I went out with two friends for a schmooz and a cocktail after work last Thursday. We met at one of the latest of the super hip joints that is contributing to the transformation of what was once a district devoted to raw meat and butchers to one that is still devoted to raw meat- just the classier type of beautiful men and women all perfectly manicured and decked to charm and slay.
We were lucky because having scored corner seats at the bar, we were impervious to the continuous jostle of bodies seeking position. We had a round of drinks and I was in the mood for a glass of a dry white wine.
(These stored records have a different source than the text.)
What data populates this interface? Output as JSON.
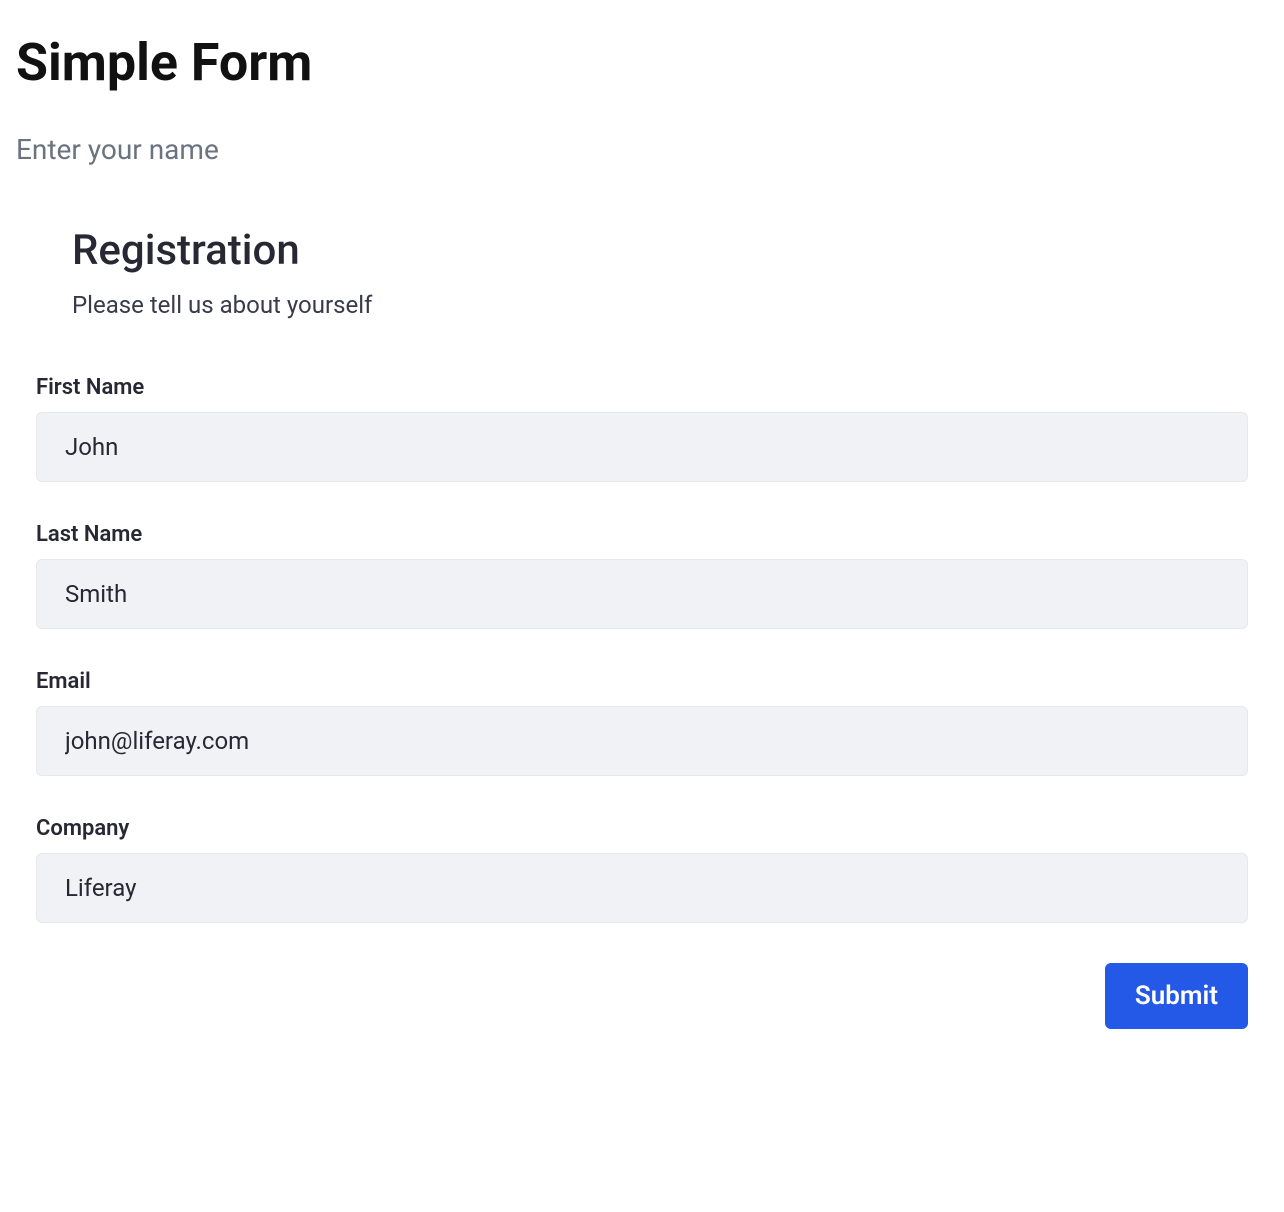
{
  "page": {
    "title": "Simple Form",
    "subtitle": "Enter your name"
  },
  "form": {
    "heading": "Registration",
    "subheading": "Please tell us about yourself",
    "fields": {
      "first_name": {
        "label": "First Name",
        "value": "John"
      },
      "last_name": {
        "label": "Last Name",
        "value": "Smith"
      },
      "email": {
        "label": "Email",
        "value": "john@liferay.com"
      },
      "company": {
        "label": "Company",
        "value": "Liferay"
      }
    },
    "submit_label": "Submit"
  }
}
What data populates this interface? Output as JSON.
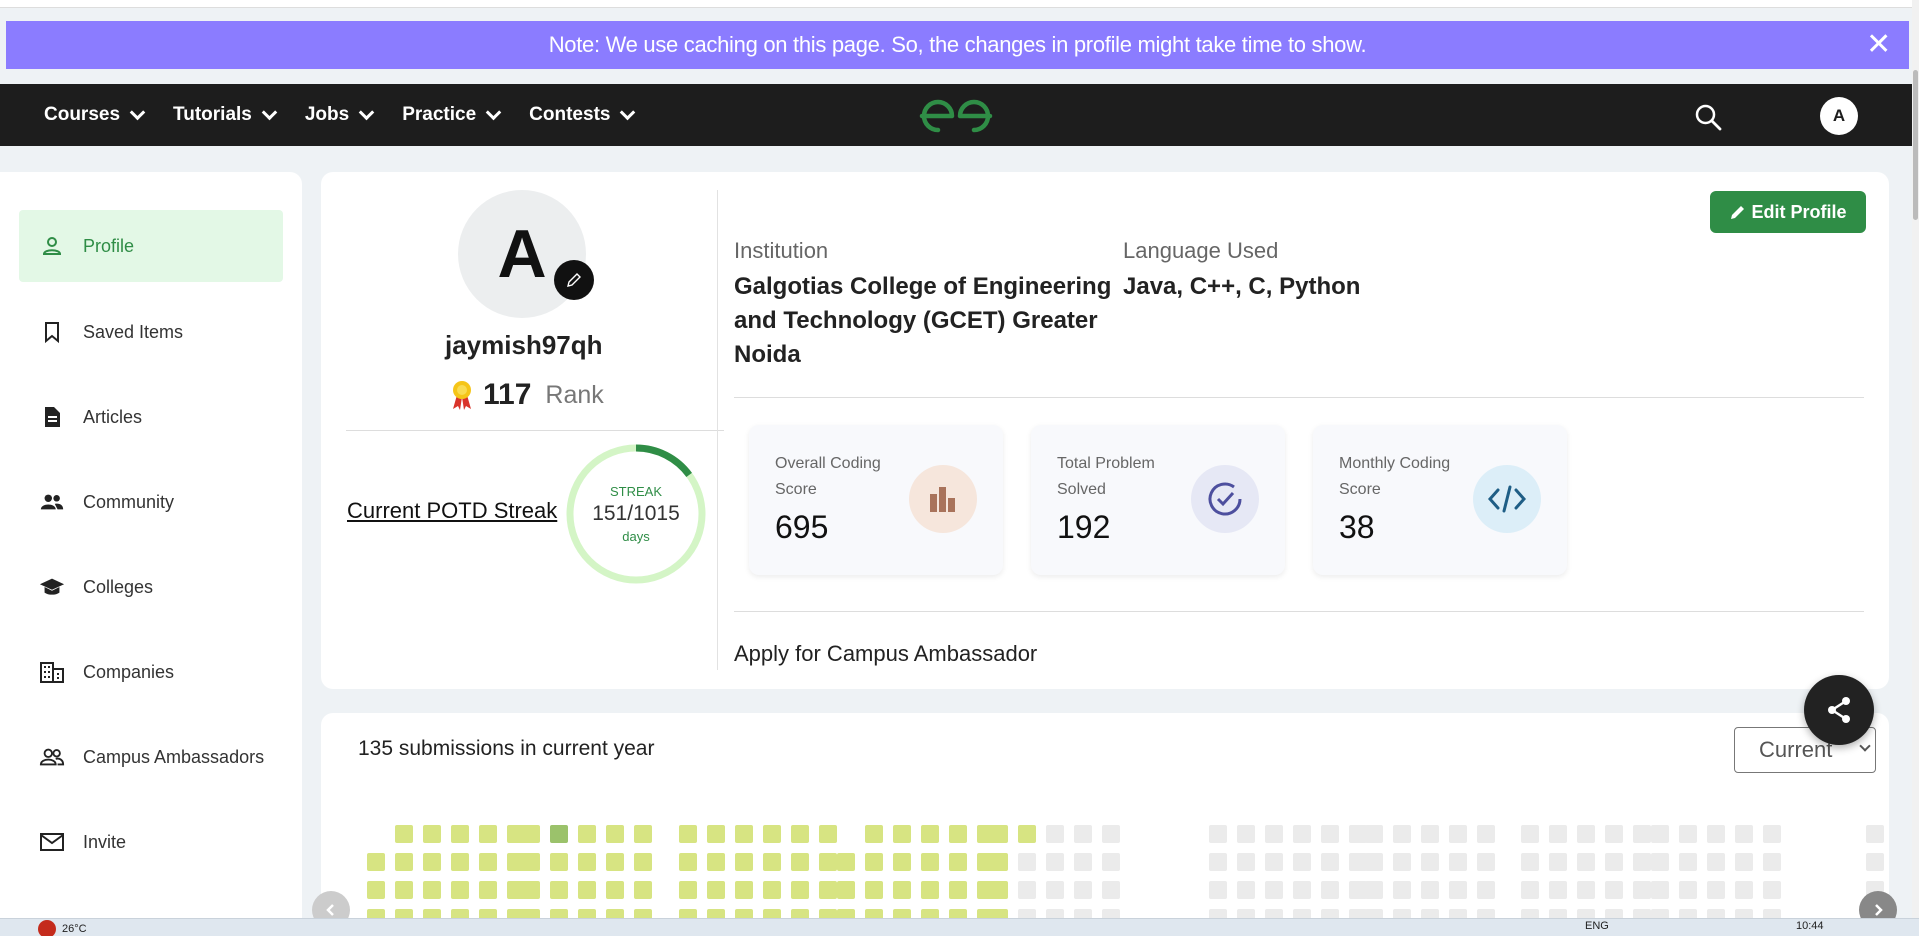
{
  "notice": {
    "text": "Note: We use caching on this page. So, the changes in profile might take time to show.",
    "close": "✕"
  },
  "nav": {
    "items": [
      "Courses",
      "Tutorials",
      "Jobs",
      "Practice",
      "Contests"
    ],
    "avatar_initial": "A"
  },
  "sidebar": {
    "items": [
      {
        "label": "Profile",
        "icon": "person-icon",
        "active": true
      },
      {
        "label": "Saved Items",
        "icon": "bookmark-icon"
      },
      {
        "label": "Articles",
        "icon": "article-icon"
      },
      {
        "label": "Community",
        "icon": "community-icon"
      },
      {
        "label": "Colleges",
        "icon": "graduation-cap-icon"
      },
      {
        "label": "Companies",
        "icon": "building-icon"
      },
      {
        "label": "Campus Ambassadors",
        "icon": "people-icon"
      },
      {
        "label": "Invite",
        "icon": "mail-icon"
      }
    ]
  },
  "profile": {
    "initial": "A",
    "username": "jaymish97qh",
    "rank": "117",
    "rank_label": "Rank",
    "potd_link": "Current POTD Streak",
    "streak_label": "STREAK",
    "streak_value": "151/1015",
    "streak_days": "days",
    "streak_fraction": 0.149
  },
  "info": {
    "institution_label": "Institution",
    "institution_value": "Galgotias College of Engineering and Technology (GCET) Greater Noida",
    "language_label": "Language Used",
    "language_value": "Java, C++, C, Python",
    "edit_button": "Edit Profile"
  },
  "stats": [
    {
      "label": "Overall Coding Score",
      "value": "695",
      "icon": "bar-chart-icon",
      "color": "#f6e6dc"
    },
    {
      "label": "Total Problem Solved",
      "value": "192",
      "icon": "check-circle-icon",
      "color": "#e6e8f5"
    },
    {
      "label": "Monthly Coding Score",
      "value": "38",
      "icon": "code-icon",
      "color": "#dceef8"
    }
  ],
  "campus_link": "Apply for Campus Ambassador",
  "heatmap": {
    "submissions_text": "135 submissions in current year",
    "select_value": "Current",
    "active_color": "#d7e482",
    "strong_color": "#9bc26b",
    "empty_color": "#ebebeb"
  },
  "taskbar": {
    "weather": "26°C",
    "lang": "ENG",
    "time": "10:44"
  }
}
I looked up to beckon the bartender and saw that he was just finishing with a customer, and as he turned in my direction he started a conversation with his co-worker bartender. They chatted, and when he again looked at me I hand-signaled to please come here. He sauntered over, stared me in the eyes and said
Do Not Wave At Me!
I smiled at the brilliant absurdity. Here I was asking for a drink from a bartender and I was being reprimanded because I “asked” with my hands. So it was logical to inquire what was the proper protocol in a situation like this. The mighty Oz speaketh:
You should say “Excuse me”, and when I have a minute I will come and attend to you.
Here lies the lesson: the privilege of paying $14 for a mini-pour does not guarantee the privilege of actually being a guest of the bar. And to think the only rule I learned was never throw an olive at a bartender’s head.
As yet, it remains possible to find down-to-earth bars scattered throughout the city, but with Manhattan’s ever evolving spin into a glass dome for the super rich, I do not know how long that will hold true.